Aggregation returning contradictory results

Our elasticsearch cluster is returning is contradictory results. We execute the following query, searching for values below 480 (that would mean we have a problem):

{
  "aggs": {
    "2": {
      "terms": {
        "field": "tenant",
        "order": {"_count": "desc"},
        "size": 20
      }
    }
  },
  "size": 0,
  "track_total_hits" : true,
  "query": {
    "bool": {
      "filter": [
        {"match_phrase": {"source": "JOB"}},
        {"match_phrase": {"profile": "producer"}},
        {"match_phrase": {"type": "SECTION"}},
        {"match_phrase": {"sectionIndex": "0"}},
        {
          "range": {
            "timestamp": {
              "gte": "2020-09-16T08:00:00.000Z",
              "lte": "2020-09-17T08:00:00.000Z",
              "format": "strict_date_optional_time"
            }
          }
        }
      ]
    }
  }
}

Which returns:

{
  "took" : 61,
  "timed_out" : false,
  "_shards" : {
    "total" : 36,
    "successful" : 36,
    "skipped" : 0,
    "failed" : 0
  },
  "hits" : {
    "total" : {
      "value" : 324476,
      "relation" : "eq"
    },
    "max_score" : null,
    "hits" : [ ]
  },
  "aggregations" : {
    "2" : {
      "doc_count_error_upper_bound" : 609,
      "sum_other_doc_count" : 308229,
      "buckets" : [
        {
          "key" : "domain1.net",
          "doc_count" : 1440
        },
        {
          "key" : "domain2.pe",
          "doc_count" : 1440
        },
        {
          "key" : "domain3.com",
          "doc_count" : 1440
        },
        {
          "key" : "www.domain4.net",
          "doc_count" : 1440
        },
        {
          "key" : "www.domain5.com",
          "doc_count" : 1440
        },
        {
          "key" : "www.domain6.es",
          "doc_count" : 1440
        },
        {
          "key" : "domain7.com",
          "doc_count" : 960
        },
        {
          "key" : "m.domain8.ba",
          "doc_count" : 960
        },
        {
          "key" : "domain9.com",
          "doc_count" : 960
        },
        {
          "key" : "www.domain10.cl",
          "doc_count" : 960
        },
        {
          "key" : "www.domain11.cl",
          "doc_count" : 960
        },
        {
          "key" : "www.domain12.com",
          "doc_count" : 960
        },
        {
          "key" : "www.domain13.net",
          "doc_count" : 959
        },
        {
          "key" : "www.domain14.com",
          "doc_count" : 158
        },
        {
          "key" : "domain15.fr",
          "doc_count" : 156
        },
        {
          "key" : "domain16.com",
          "doc_count" : 121
        },
        {
          "key" : "domain17.com",
          "doc_count" : 117
        },
        {
          "key" : "pre.domain18.com",
          "doc_count" : 116
        },
        {
          "key" : "domain19.com.br",
          "doc_count" : 110
        },
        {
          "key" : "m.domain20.com.py",
          "doc_count" : 110
        }
      ]
    }
  }
}

So, we go after one of these low results, and we add to the filter:

 {"match_phrase": {"tenant": "domain15.fr"}},

And we get:

{
  "took" : 12,
  "timed_out" : false,
  "_shards" : {
    "total" : 36,
    "successful" : 36,
    "skipped" : 0,
    "failed" : 0
  },
  "hits" : {
    "total" : {
      "value" : 480,
      "relation" : "eq"
    },
    "max_score" : null,
    "hits" : [ ]
  },
  "aggregations" : {
    "2" : {
      "doc_count_error_upper_bound" : 0,
      "sum_other_doc_count" : 0,
      "buckets" : [
        {
          "key" : "domain15.fr",
          "doc_count" : 480
        }
      ]
    }
  }
}

Contradicting itself.

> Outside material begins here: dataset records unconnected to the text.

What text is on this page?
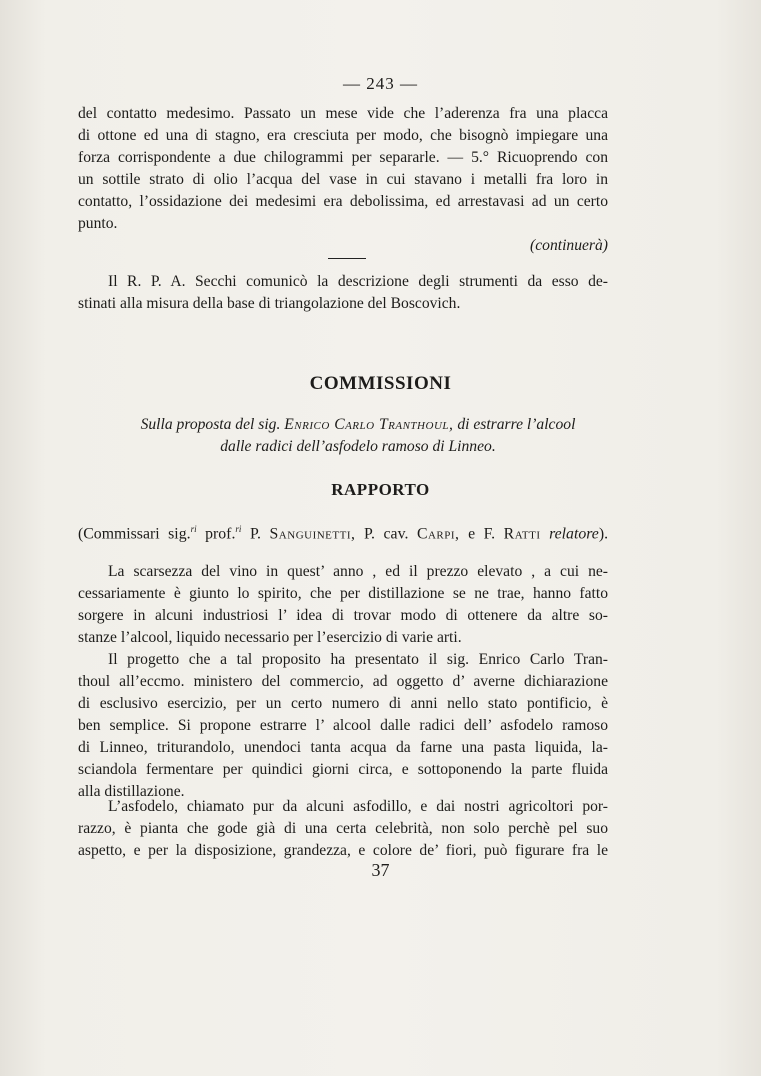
— 243 —
del contatto medesimo. Passato un mese vide che l’aderenza fra una placca
di ottone ed una di stagno, era cresciuta per modo, che bisognò impiegare una
forza corrispondente a due chilogrammi per separarle. — 5.° Ricuoprendo con
un sottile strato di olio l’acqua del vase in cui stavano i metalli fra loro in
contatto, l’ossidazione dei medesimi era debolissima, ed arrestavasi ad un certo
punto.
(continuerà)
Il R. P. A. Secchi comunicò la descrizione degli strumenti da esso de-
stinati alla misura della base di triangolazione del Boscovich.
COMMISSIONI
Sulla proposta del sig. Enrico Carlo Tranthoul, di estrarre l’alcool
dalle radici dell’asfodelo ramoso di Linneo.
RAPPORTO
(Commissari sig.$^{ri}$ prof.$^{ri}$ P. Sanguinetti, P. cav. Carpi, e F. Ratti relatore).
La scarsezza del vino in quest’ anno , ed il prezzo elevato , a cui ne-
cessariamente è giunto lo spirito, che per distillazione se ne trae, hanno fatto
sorgere in alcuni industriosi l’ idea di trovar modo di ottenere da altre so-
stanze l’alcool, liquido necessario per l’esercizio di varie arti.
Il progetto che a tal proposito ha presentato il sig. Enrico Carlo Tran-
thoul all’eccmo. ministero del commercio, ad oggetto d’ averne dichiarazione
di esclusivo esercizio, per un certo numero di anni nello stato pontificio, è
ben semplice. Si propone estrarre l’ alcool dalle radici dell’ asfodelo ramoso
di Linneo, triturandolo, unendoci tanta acqua da farne una pasta liquida, la-
sciandola fermentare per quindici giorni circa, e sottoponendo la parte fluida
alla distillazione.
L’asfodelo, chiamato pur da alcuni asfodillo, e dai nostri agricoltori por-
razzo, è pianta che gode già di una certa celebrità, non solo perchè pel suo
aspetto, e per la disposizione, grandezza, e colore de’ fiori, può figurare fra le
37
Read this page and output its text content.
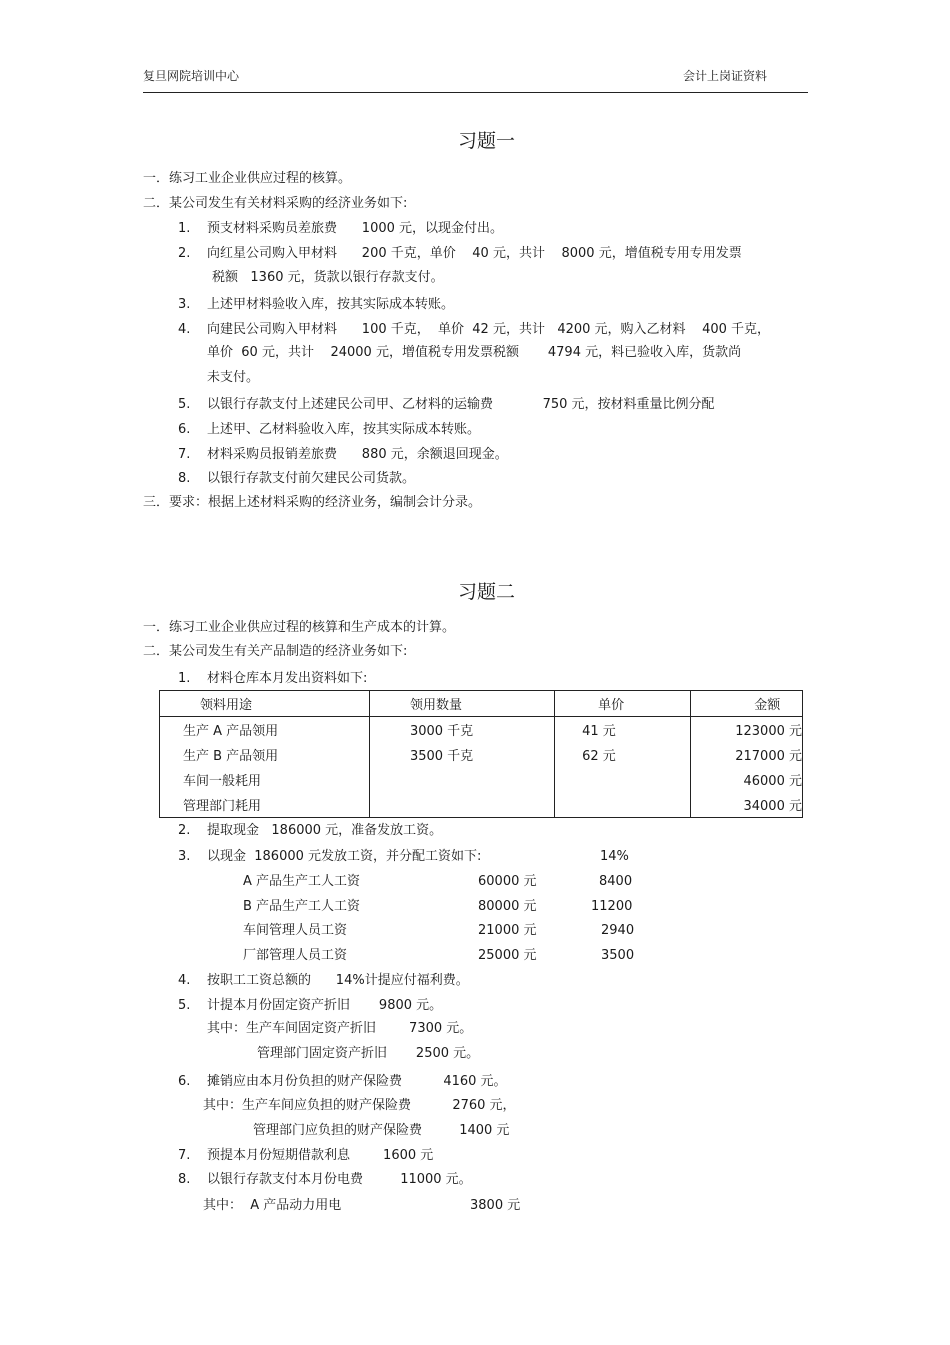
复旦网院培训中心	会计上岗证资料
习题一
一．练习工业企业供应过程的核算。
二．某公司发生有关材料采购的经济业务如下:
1. 预支材料采购员差旅费      1000 元，以现金付出。
2. 向红星公司购入甲材料      200 千克，单价    40 元，共计    8000 元，增值税专用专用发票
税额   1360 元，货款以银行存款支付。
3. 上述甲材料验收入库，按其实际成本转账。
4. 向建民公司购入甲材料      100 千克，  单价  42 元，共计   4200 元，购入乙材料    400 千克，
单价  60 元，共计    24000 元，增值税专用发票税额       4794 元，料已验收入库，货款尚
未支付。
5. 以银行存款支付上述建民公司甲、乙材料的运输费            750 元，按材料重量比例分配
6. 上述甲、乙材料验收入库，按其实际成本转账。
7. 材料采购员报销差旅费      880 元，余额退回现金。
8. 以银行存款支付前欠建民公司货款。
三．要求：根据上述材料采购的经济业务，编制会计分录。
习题二
一．练习工业企业供应过程的核算和生产成本的计算。
二．某公司发生有关产品制造的经济业务如下:
1. 材料仓库本月发出资料如下:
领料用途	领用数量	单价	金额
生产 A 产品领用	3000 千克	41 元	123000 元
生产 B 产品领用	3500 千克	62 元	217000 元
车间一般耗用			46000 元
管理部门耗用			34000 元
2. 提取现金   186000 元，准备发放工资。
3. 以现金  186000 元发放工资，并分配工资如下:	14%
A 产品生产工人工资	60000 元	8400
B 产品生产工人工资	80000 元	11200
车间管理人员工资	21000 元	2940
厂部管理人员工资	25000 元	3500
4. 按职工工资总额的      14%计提应付福利费。
5. 计提本月份固定资产折旧       9800 元。
其中：生产车间固定资产折旧        7300 元。
管理部门固定资产折旧       2500 元。
6. 摊销应由本月份负担的财产保险费          4160 元。
其中：生产车间应负担的财产保险费          2760 元，
管理部门应负担的财产保险费         1400 元
7. 预提本月份短期借款利息        1600 元
8. 以银行存款支付本月份电费         11000 元。
其中：  A 产品动力用电	3800 元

This happens with every domain we have tried, every time. It's reproducible and consistent.

Any idea?

Your first result has doc_count_error_upper_bound and sum_other_doc_count above zero, which means approximate results. See terms aggregation document counts are approximate for more context.

Increasing the size parameter will help with accuracy, but can hurt performance. In this case try setting a shard size or maybe use the composite aggregation.

Best

Clear, thanks! A bummer, though.